Surplus ash stocks increased every year due to lesser utilisation of fly-ash, putting pressure on existing ash dykes. Low ash utilisation figures indicate piling up of huge amounts of ash in wet form in ash dykes / ponds or in dry storage form.

This creates a burden on existing storage structures that do not have enough capacity to handle such huge amounts. As a result, ash dykes are often leaked or overflow due to excess ash slurry, creating havoc for people living nearby.

It also leads to significant groundwater and surface water pollution.
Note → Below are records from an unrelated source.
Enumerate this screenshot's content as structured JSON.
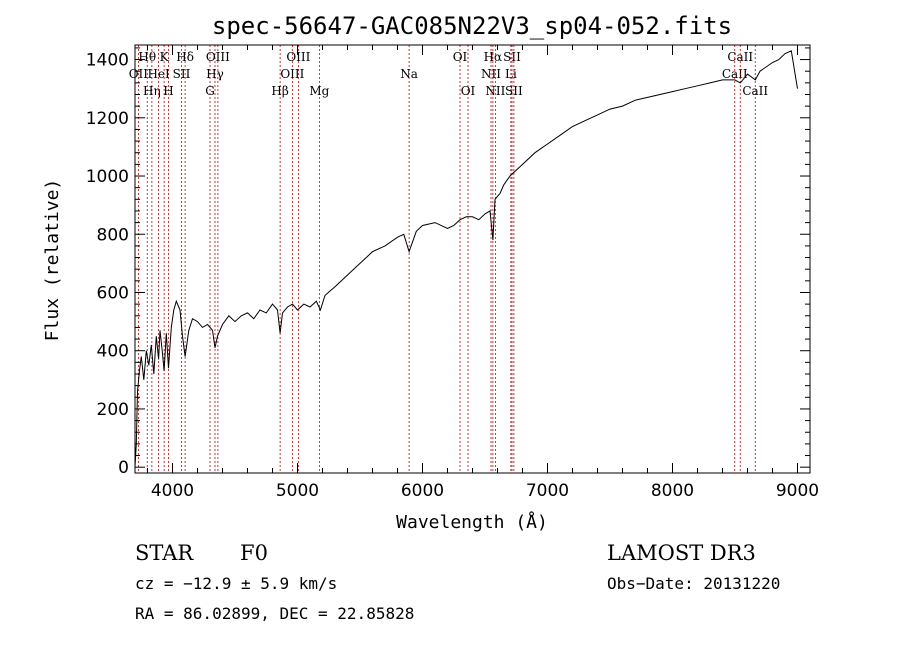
{
  "chart_data": {
    "type": "line",
    "title": "spec-56647-GAC085N22V3_sp04-052.fits",
    "xlabel": "Wavelength (Å)",
    "ylabel": "Flux (relative)",
    "xlim": [
      3700,
      9100
    ],
    "ylim": [
      -20,
      1450
    ],
    "xticks": [
      4000,
      5000,
      6000,
      7000,
      8000,
      9000
    ],
    "yticks": [
      0,
      200,
      400,
      600,
      800,
      1000,
      1200,
      1400
    ],
    "series": [
      {
        "name": "flux",
        "x": [
          3700,
          3710,
          3720,
          3735,
          3750,
          3770,
          3790,
          3810,
          3830,
          3850,
          3870,
          3889,
          3900,
          3920,
          3933,
          3950,
          3968,
          3990,
          4010,
          4030,
          4060,
          4080,
          4101,
          4130,
          4160,
          4200,
          4240,
          4280,
          4320,
          4340,
          4360,
          4400,
          4450,
          4500,
          4550,
          4600,
          4650,
          4700,
          4750,
          4800,
          4840,
          4861,
          4880,
          4920,
          4960,
          5000,
          5050,
          5100,
          5150,
          5183,
          5220,
          5300,
          5400,
          5500,
          5600,
          5700,
          5800,
          5850,
          5893,
          5950,
          6000,
          6100,
          6200,
          6250,
          6300,
          6350,
          6400,
          6450,
          6500,
          6540,
          6563,
          6580,
          6620,
          6650,
          6700,
          6800,
          6900,
          7000,
          7100,
          7200,
          7300,
          7400,
          7500,
          7600,
          7700,
          7800,
          7900,
          8000,
          8100,
          8200,
          8300,
          8400,
          8498,
          8542,
          8600,
          8662,
          8700,
          8800,
          8850,
          8900,
          8950,
          9000
        ],
        "y": [
          0,
          80,
          260,
          330,
          380,
          300,
          400,
          350,
          420,
          320,
          450,
          370,
          470,
          390,
          330,
          460,
          340,
          480,
          540,
          570,
          540,
          450,
          380,
          470,
          510,
          500,
          480,
          490,
          470,
          410,
          450,
          490,
          520,
          500,
          520,
          530,
          510,
          540,
          530,
          560,
          540,
          460,
          530,
          550,
          560,
          540,
          560,
          550,
          570,
          540,
          590,
          620,
          660,
          700,
          740,
          760,
          790,
          800,
          740,
          810,
          830,
          840,
          820,
          830,
          850,
          860,
          860,
          850,
          870,
          880,
          780,
          920,
          940,
          970,
          1000,
          1040,
          1080,
          1110,
          1140,
          1170,
          1190,
          1210,
          1230,
          1240,
          1260,
          1270,
          1280,
          1290,
          1300,
          1310,
          1320,
          1330,
          1330,
          1320,
          1350,
          1330,
          1360,
          1390,
          1400,
          1420,
          1430,
          1300
        ]
      }
    ],
    "spectral_lines": [
      {
        "wavelength": 3727,
        "label": "OII",
        "row": 1
      },
      {
        "wavelength": 3798,
        "label": "Hθ",
        "row": 0
      },
      {
        "wavelength": 3835,
        "label": "Hη",
        "row": 2
      },
      {
        "wavelength": 3889,
        "label": "HeI",
        "row": 1
      },
      {
        "wavelength": 3933,
        "label": "K",
        "row": 0
      },
      {
        "wavelength": 3968,
        "label": "H",
        "row": 2
      },
      {
        "wavelength": 4072,
        "label": "SII",
        "row": 1
      },
      {
        "wavelength": 4101,
        "label": "Hδ",
        "row": 0
      },
      {
        "wavelength": 4300,
        "label": "G",
        "row": 2
      },
      {
        "wavelength": 4340,
        "label": "Hγ",
        "row": 1
      },
      {
        "wavelength": 4363,
        "label": "OIII",
        "row": 0
      },
      {
        "wavelength": 4861,
        "label": "Hβ",
        "row": 2
      },
      {
        "wavelength": 4959,
        "label": "OIII",
        "row": 1
      },
      {
        "wavelength": 5007,
        "label": "OIII",
        "row": 0
      },
      {
        "wavelength": 5175,
        "label": "Mg",
        "row": 2
      },
      {
        "wavelength": 5893,
        "label": "Na",
        "row": 1
      },
      {
        "wavelength": 6300,
        "label": "OI",
        "row": 0
      },
      {
        "wavelength": 6364,
        "label": "OI",
        "row": 2
      },
      {
        "wavelength": 6548,
        "label": "NII",
        "row": 1
      },
      {
        "wavelength": 6563,
        "label": "Hα",
        "row": 0
      },
      {
        "wavelength": 6583,
        "label": "NII",
        "row": 2
      },
      {
        "wavelength": 6707,
        "label": "Li",
        "row": 1
      },
      {
        "wavelength": 6716,
        "label": "SII",
        "row": 0
      },
      {
        "wavelength": 6731,
        "label": "SII",
        "row": 2
      },
      {
        "wavelength": 8498,
        "label": "CaII",
        "row": 1
      },
      {
        "wavelength": 8542,
        "label": "CaII",
        "row": 0
      },
      {
        "wavelength": 8662,
        "label": "CaII",
        "row": 2
      }
    ]
  },
  "info": {
    "object_class": "STAR",
    "subclass": "F0",
    "survey": "LAMOST DR3",
    "redshift": "cz = −12.9 ± 5.9 km/s",
    "obs_date": "Obs−Date: 20131220",
    "coords": "RA =  86.02899, DEC =  22.85828"
  },
  "colors": {
    "spectrum": "#000000",
    "line_marker": "#c00000",
    "axis": "#000000"
  }
}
Several recent studies show people living in these polluting areas are more vulnerable to the current novel coronavirus disease (COVID-19).

The un-used ash for coal power plants in India in the past ten years amounts to 627 million tonnes

Year Fly-ash generation (million tonnes) Fly-ash utilisation (million tonnes) Ash utilisation (in per cent) Un-used ash (million tonnes)
2018-19 217.04 168.40 77.59 48.64
2017-18 196.44 131.87 67.13 64.57
2016-17 169.25 107.10 63.28 62.15
2015-16 176.74 107.77 60.97 68.97
2014-15 184.14 102.54 55.69 81.6
2013-14 172.87 99.62 57.63 73.25
2012-13 163.56 100.37 61.37 63.19
2011-12 145.42 85.05 58.48 60.37
2010-11 131.09 73.13 55.79 57.96
2009-10 123.54 77.33 62.60 46.21
Total unused ash (2009-18) 627

Source: Central Electricity Authority Reports and CSE Analysis 2020 

For efficient utilisation, the Union Ministry of Environment, Forest and Climate Change (MoEF&CC) issued the first fly-ash notification on September 14, 1999, subsequently amended in 2003, 2009 and 2016 in order to further enhance fly-ash utilisation.

All power plants were supposed to achieve 100 per cent fly-ash utilisation — which did not happen — by November 2014, according to a notification on November 3, 2009.

The MoEF&CC subsequently set the target for fly-ash utilisation by December 31, 2017, according to its notification dated January 25, 2016. Several power plants, however, still struggle to achieve this target. Around 43 per cent of the plants do not achieve this target yet, according to 2018-19 data from the Central Electricity Authority.

Though percentage ash utilisation is steadily increasing, more effort is needed for its effective and 100 per cent utilisation, otherwise fly-ash breaches will become more frequent in the near future.